My understanding of the rules regarding injury time is that when the fourth official holds up his board, the amount of time indicated is the minimum amount of minutes of injury time, and that if the ref feels there are four minutes and 30 seconds to add, then the board will say 4 minutes. Some referees do tend to blow on exactly the number of minutes they have indicated, but in reality if they are adding injury time exactly, there is only a one in 60 chance that the correct amount will be bang on the minute. So I don’t feel aggrieved that the Philip Dowd did not blow on the dot of four minutes. I have actually favoured basketball-style timing for several years now. The amount of time the ball is in play during a game is invariably around the 60 minute mark, so my feeling is that we should now have two halves of 30 minutes with the clock stopping every time the ball is dead. Then, when the half hour or hour mark passes, the next time the ball goes dead, we have half-time or full-time respectively. This would be a solution to timewasting at throw-ins, goal kicks and injuries. The exercise would become pointless.
As for the game itself, regardless of how late the goal was scored, Arsenal probably got a little more than they deserved. A win would have been fantastic, and the ability to gain three points when a team is playing badly is definitely the mark of champions in the making. My feeling is that a better defensive side would have seen injury time out without conceding, but Arsenal – although they tried manfully – did not defend well at the Stadium of Light. Only Sunderland’s poor finishing prevented them scoring at least three goals in normal time.
I think the kindest thing you can say is that Arsenal – until the 95th minute, weathered the storm, and credit to them for that. Sunderland though, for my money, were the better side for the majority of the game. Aside from the visitors’ centre backs and the keeper, only Chamakh and Nasri really had a decent game. Too many other players simply were not at the races. This is a problem that the side may face more than once this season with five of their Champions League group fixtures being followed by away games.
Fabregas’ goal was a reward for his persistence in closing down Anton Ferdinand, although it remains to be seen at what cost. Certainly his team could have used him for all of this game, as possession was given away a little more cheaply than one associates with an Arsenal side. Still, if it brought three points, it would have been an injury that I could have lived with easier. The opportunity to secure the win came with Tomas Rosicky’s second half penalty, after Alex Song’s dismissal had left his team a man short. I feel that, although his sending off may have been justified due to persistent fouling, there are many other players who would have played exactly the same and not even received a single yellow. Some consistency would be nice.

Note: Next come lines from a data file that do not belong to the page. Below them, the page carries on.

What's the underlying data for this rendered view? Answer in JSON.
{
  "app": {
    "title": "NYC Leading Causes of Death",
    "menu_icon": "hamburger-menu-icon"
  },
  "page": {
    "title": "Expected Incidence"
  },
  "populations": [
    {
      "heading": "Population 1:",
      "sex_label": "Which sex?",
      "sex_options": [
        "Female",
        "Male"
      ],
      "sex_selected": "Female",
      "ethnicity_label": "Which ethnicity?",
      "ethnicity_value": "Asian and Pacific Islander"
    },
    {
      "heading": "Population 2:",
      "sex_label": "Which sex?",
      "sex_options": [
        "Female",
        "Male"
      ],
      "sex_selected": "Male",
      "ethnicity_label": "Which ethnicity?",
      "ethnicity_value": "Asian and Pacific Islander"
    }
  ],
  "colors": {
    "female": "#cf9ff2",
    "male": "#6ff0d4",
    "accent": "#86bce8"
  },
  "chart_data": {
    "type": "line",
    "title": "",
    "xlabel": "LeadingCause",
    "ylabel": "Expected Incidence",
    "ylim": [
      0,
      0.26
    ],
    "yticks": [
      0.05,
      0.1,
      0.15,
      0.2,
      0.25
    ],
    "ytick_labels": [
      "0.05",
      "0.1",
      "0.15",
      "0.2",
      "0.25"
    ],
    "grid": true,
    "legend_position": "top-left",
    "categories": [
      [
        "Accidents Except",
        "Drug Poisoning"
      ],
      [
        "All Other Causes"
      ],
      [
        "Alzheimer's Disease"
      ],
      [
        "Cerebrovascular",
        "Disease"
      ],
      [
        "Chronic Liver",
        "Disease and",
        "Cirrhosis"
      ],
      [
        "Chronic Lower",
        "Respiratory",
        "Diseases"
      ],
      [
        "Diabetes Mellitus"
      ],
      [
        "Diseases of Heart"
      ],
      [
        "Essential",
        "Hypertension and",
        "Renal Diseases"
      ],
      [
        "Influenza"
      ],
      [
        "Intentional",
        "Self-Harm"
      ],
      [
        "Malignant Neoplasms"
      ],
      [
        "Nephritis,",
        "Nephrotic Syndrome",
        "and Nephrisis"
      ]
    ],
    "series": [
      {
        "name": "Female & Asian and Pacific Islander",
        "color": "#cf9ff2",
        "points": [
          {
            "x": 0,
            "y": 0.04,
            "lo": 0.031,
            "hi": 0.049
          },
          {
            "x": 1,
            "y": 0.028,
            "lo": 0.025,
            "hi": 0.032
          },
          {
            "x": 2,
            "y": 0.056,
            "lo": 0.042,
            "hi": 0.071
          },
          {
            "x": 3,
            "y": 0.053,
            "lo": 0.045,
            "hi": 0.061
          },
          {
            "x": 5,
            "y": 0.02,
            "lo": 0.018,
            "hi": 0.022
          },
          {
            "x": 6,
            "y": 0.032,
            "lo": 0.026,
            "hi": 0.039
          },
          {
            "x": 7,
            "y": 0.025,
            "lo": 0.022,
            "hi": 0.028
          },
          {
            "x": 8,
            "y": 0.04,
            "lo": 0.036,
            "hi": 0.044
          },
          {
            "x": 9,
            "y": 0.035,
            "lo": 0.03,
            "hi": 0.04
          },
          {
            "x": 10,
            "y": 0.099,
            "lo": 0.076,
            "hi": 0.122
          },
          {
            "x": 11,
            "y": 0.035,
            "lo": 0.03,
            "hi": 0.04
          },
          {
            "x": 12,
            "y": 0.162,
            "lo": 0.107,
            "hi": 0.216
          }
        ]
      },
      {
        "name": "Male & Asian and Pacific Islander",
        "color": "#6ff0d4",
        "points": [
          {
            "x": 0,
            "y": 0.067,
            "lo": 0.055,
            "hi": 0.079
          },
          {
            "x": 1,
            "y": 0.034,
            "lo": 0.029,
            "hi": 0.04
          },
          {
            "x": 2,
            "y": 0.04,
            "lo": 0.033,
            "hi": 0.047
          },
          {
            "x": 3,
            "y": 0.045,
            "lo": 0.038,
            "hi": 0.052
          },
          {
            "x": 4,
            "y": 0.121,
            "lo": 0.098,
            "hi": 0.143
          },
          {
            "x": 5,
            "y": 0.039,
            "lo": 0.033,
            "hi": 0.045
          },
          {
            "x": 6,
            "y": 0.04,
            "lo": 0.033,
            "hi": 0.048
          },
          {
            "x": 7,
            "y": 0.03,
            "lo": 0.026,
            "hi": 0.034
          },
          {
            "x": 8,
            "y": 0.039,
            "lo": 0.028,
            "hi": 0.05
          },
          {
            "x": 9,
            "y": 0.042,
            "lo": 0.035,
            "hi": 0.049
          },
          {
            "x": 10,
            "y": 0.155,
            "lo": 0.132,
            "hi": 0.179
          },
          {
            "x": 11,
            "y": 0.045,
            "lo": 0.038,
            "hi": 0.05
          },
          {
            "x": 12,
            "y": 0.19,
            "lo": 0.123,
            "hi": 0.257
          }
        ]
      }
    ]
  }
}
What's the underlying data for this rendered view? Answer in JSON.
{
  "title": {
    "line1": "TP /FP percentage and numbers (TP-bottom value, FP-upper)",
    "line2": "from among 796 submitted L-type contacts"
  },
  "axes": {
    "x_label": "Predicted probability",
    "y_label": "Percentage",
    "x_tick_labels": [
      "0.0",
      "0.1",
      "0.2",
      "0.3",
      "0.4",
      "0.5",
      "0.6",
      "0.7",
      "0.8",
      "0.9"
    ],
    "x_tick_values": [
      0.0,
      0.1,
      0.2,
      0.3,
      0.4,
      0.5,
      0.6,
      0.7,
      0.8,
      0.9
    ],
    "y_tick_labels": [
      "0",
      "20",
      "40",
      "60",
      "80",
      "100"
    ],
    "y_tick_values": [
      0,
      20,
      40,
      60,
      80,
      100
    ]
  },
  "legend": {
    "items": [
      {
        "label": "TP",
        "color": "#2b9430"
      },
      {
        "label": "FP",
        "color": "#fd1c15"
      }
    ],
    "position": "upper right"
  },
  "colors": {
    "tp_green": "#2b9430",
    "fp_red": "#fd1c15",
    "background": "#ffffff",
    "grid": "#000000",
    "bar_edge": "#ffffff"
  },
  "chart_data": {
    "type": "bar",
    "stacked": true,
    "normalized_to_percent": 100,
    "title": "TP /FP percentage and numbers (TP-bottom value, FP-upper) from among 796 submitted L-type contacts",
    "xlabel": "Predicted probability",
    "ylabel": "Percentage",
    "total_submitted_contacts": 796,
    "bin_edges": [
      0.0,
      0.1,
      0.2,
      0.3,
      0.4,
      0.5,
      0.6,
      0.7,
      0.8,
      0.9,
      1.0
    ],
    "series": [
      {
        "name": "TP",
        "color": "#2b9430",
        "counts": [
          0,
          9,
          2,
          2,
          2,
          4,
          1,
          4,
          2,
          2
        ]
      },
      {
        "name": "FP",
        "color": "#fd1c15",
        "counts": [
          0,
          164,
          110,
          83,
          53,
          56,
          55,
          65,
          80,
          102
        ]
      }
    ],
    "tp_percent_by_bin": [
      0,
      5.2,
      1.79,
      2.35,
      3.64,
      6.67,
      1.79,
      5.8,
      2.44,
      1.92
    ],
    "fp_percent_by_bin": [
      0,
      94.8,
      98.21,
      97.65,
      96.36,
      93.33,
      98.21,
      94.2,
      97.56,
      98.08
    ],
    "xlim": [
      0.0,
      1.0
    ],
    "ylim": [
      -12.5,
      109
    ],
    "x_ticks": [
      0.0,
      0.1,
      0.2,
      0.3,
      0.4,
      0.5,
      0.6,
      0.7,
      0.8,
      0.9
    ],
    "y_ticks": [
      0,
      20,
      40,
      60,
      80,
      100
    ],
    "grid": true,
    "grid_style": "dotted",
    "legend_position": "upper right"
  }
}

As for the penalty, it was a huge irony that Chris Waddle should be doing the analysis on this game for ESPN. Rosicky’s attempt probably joined the mullet-haired one’s ball from Turin 1990 in orbit. I received a text from Pete M shortly afterwards - Hope we don’t regret that. I didn’t have the will to respond, knowing that we probably would. Despite the poverty of their performance, going into injury time in the lead, the points dropped were cheap ones. Time will tell how critical they are. I suspect, given the injury problems the club habitually suffer, they will probably prove academic.
It’s swings and roundabouts really. Think back to Anfield and the time of Arsenal’s equalizer. Now the biter is bit. Arsenal spent a lot of this match under pressure and ultimately folded, not quite good enough to hold out. It’s a story we’ve seen a little too often in recent seasons, not least at Birmingham on two occasions that the club were in serious contention for the title. Folding late has become a habit, and it’s a hard habit to break.
Still, the team played poorly and got a point at Sunderland. The manner of it may seem like a defeat, but the manager is emphasizing the positives. He has no choice. The rest of us can rue the lack of authority and composure at the death, whilst watching Chelsea rack up the points.